There are no computer systems that are “too important to fail.” Failure, as any competent engineer will tell you, is always an option. Yet modern societies increasingly depend on systems to be foolproof. Electrical grids, air traffic control, automobile control, and medical equipment are all life-critical systems, and none of us wants to depend on life-critical systems with a high failure rate. Nobody wants to trust a large portion of his life savings to a financial trading system that is subject to unpredictable failure either. The same is true of the Internet itself. What we need to do is take a step back and study the design, architecture, and feedback control of these systems. Without such a discussion, we will experience more of these trillion-dollar flash crashes.
It is clear that interfacing in native mode (i.e., IP) over the Internet provides great flexibility for any advanced computer-based system, whether that be a smart appliance hooked up to the Smart Grid, a location device on a connected automobile, or an HFT system around the world. But it is clear that today’s Internet is increasingly vulnerable to security attacks and anything attached to it will therefore increase its vulnerability.

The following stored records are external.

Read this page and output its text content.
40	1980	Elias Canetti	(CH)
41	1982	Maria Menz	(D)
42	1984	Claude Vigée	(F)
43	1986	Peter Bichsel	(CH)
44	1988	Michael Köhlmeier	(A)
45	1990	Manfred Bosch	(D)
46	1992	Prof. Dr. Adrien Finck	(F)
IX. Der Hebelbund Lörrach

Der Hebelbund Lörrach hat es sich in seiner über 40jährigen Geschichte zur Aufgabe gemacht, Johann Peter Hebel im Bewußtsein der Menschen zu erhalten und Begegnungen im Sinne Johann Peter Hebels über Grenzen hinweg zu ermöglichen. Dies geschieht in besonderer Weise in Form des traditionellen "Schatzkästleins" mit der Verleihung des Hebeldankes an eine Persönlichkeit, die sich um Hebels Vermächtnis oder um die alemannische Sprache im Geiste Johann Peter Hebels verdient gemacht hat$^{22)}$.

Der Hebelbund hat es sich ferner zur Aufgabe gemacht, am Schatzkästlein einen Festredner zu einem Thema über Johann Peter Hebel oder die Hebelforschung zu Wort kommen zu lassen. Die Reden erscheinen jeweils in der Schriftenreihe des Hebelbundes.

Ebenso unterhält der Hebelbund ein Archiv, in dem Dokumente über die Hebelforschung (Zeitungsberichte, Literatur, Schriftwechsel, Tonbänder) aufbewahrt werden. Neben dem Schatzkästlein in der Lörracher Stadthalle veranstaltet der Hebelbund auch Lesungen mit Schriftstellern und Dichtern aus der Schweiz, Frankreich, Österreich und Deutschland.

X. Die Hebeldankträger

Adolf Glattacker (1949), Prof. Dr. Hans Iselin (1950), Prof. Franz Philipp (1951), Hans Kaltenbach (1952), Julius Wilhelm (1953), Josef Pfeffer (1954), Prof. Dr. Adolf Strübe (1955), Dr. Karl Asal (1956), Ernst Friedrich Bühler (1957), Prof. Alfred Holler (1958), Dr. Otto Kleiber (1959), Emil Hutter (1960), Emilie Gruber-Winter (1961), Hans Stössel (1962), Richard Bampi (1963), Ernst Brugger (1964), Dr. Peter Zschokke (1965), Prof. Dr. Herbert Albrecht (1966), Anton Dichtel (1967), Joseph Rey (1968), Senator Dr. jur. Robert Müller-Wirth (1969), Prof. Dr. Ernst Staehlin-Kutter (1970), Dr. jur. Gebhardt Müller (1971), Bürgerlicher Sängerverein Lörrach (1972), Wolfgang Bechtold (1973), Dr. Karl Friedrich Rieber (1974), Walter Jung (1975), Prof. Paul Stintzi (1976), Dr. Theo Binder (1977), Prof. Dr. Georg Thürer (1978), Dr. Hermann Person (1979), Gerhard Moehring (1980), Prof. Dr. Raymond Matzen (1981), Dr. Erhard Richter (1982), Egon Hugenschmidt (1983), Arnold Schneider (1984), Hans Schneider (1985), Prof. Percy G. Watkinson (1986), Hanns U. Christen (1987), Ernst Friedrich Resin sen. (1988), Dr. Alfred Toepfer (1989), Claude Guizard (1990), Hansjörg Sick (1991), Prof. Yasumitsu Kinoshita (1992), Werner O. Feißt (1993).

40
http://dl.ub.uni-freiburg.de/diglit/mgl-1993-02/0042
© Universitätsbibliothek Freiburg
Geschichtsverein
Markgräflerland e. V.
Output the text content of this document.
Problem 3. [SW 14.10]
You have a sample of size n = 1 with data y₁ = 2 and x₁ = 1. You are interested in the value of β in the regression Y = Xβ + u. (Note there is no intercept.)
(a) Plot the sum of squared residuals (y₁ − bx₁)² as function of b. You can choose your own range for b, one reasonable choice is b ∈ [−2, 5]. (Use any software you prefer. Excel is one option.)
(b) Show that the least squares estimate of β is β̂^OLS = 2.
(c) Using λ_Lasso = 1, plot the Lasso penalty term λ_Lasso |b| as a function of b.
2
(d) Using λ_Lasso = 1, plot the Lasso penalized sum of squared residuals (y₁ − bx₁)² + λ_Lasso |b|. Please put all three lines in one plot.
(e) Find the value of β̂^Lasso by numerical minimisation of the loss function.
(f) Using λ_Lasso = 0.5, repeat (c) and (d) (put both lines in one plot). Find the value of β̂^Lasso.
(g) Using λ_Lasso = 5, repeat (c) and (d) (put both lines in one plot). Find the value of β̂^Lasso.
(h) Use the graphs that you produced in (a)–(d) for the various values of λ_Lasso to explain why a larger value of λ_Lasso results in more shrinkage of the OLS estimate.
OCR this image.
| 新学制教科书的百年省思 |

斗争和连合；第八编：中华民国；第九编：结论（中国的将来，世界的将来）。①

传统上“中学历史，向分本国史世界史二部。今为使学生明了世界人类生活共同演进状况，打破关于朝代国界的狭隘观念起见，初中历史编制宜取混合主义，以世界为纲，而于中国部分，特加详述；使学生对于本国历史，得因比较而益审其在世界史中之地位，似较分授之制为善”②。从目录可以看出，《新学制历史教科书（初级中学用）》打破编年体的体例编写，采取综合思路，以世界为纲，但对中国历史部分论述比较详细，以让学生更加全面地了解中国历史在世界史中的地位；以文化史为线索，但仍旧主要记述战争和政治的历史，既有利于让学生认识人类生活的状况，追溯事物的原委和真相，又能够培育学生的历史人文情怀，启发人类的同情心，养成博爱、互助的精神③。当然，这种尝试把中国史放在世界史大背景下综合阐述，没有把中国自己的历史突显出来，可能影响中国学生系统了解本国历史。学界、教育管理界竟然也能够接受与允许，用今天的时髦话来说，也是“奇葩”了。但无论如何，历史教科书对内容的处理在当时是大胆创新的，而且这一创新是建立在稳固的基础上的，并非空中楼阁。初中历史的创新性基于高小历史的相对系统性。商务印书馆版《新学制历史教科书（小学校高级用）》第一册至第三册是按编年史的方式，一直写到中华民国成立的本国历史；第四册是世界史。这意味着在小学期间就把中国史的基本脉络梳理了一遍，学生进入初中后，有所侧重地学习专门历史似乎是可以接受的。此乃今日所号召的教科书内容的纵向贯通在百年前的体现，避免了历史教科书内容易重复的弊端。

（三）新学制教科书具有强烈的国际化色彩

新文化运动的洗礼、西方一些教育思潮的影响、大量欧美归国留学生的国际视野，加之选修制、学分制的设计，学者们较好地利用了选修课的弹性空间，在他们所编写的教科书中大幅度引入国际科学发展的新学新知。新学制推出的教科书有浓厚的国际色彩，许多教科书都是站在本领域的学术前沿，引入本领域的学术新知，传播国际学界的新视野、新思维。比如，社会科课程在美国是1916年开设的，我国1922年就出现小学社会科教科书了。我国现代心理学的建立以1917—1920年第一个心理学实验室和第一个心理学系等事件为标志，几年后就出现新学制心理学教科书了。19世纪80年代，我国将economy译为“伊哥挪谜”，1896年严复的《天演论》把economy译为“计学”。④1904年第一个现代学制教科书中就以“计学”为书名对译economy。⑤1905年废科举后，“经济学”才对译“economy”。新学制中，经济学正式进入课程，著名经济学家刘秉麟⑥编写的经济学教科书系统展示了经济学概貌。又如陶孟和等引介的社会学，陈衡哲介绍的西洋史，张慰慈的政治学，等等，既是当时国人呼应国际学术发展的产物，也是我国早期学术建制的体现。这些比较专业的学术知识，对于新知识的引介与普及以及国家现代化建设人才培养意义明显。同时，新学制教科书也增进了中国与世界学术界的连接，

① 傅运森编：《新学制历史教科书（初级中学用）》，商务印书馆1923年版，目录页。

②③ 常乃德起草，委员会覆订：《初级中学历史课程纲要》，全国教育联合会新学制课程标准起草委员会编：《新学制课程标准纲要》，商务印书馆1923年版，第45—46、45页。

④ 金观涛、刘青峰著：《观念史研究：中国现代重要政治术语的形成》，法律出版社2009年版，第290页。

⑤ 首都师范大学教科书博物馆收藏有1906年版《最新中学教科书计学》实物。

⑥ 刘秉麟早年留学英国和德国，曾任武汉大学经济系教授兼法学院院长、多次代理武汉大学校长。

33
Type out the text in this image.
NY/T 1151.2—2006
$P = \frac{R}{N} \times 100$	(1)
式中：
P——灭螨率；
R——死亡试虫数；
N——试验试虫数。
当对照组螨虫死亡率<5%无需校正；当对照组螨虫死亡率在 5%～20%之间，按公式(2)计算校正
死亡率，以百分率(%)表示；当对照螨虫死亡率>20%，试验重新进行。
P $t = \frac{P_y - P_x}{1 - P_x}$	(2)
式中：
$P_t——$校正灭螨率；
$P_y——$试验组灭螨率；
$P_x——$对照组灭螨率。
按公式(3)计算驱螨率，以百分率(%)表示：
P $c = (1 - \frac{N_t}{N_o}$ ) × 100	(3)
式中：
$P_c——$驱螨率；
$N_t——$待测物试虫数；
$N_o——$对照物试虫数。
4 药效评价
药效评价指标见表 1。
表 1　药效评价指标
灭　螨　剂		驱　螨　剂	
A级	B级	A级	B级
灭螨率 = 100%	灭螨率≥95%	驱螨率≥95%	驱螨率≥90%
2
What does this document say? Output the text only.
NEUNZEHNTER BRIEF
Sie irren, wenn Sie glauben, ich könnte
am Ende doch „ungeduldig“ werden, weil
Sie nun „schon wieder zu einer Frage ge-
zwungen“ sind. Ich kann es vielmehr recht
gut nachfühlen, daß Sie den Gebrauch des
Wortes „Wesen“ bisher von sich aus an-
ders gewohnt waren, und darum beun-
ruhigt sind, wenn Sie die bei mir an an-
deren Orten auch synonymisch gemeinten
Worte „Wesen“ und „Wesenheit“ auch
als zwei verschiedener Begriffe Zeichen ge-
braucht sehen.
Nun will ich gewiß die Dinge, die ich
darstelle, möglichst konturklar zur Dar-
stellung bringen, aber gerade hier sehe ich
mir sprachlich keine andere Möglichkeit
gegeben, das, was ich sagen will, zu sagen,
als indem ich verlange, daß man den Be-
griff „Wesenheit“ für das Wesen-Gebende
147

Then there is the question of privacy. It’s becoming clear that almost anything anyone puts on the Internet can (and will) be found and integrated with all the other data that exists about people, what they do, where they are, what they read, what they have said, and so on.
What Should We Do?
When considering the attributes of today’s increasingly complex, large-scale systems, it’s time to make risk management a priority using these three recommendations:
- Push for a public group equivalent to the National Transportation Safety Board (NTSB).
- Push for uniform privacy and confidentiality rules worldwide.
- Require new initiatives to produce something equivalent to an “environmental impact statement” regarding the impact of system failures and breaches of privacy, confidentially, and security.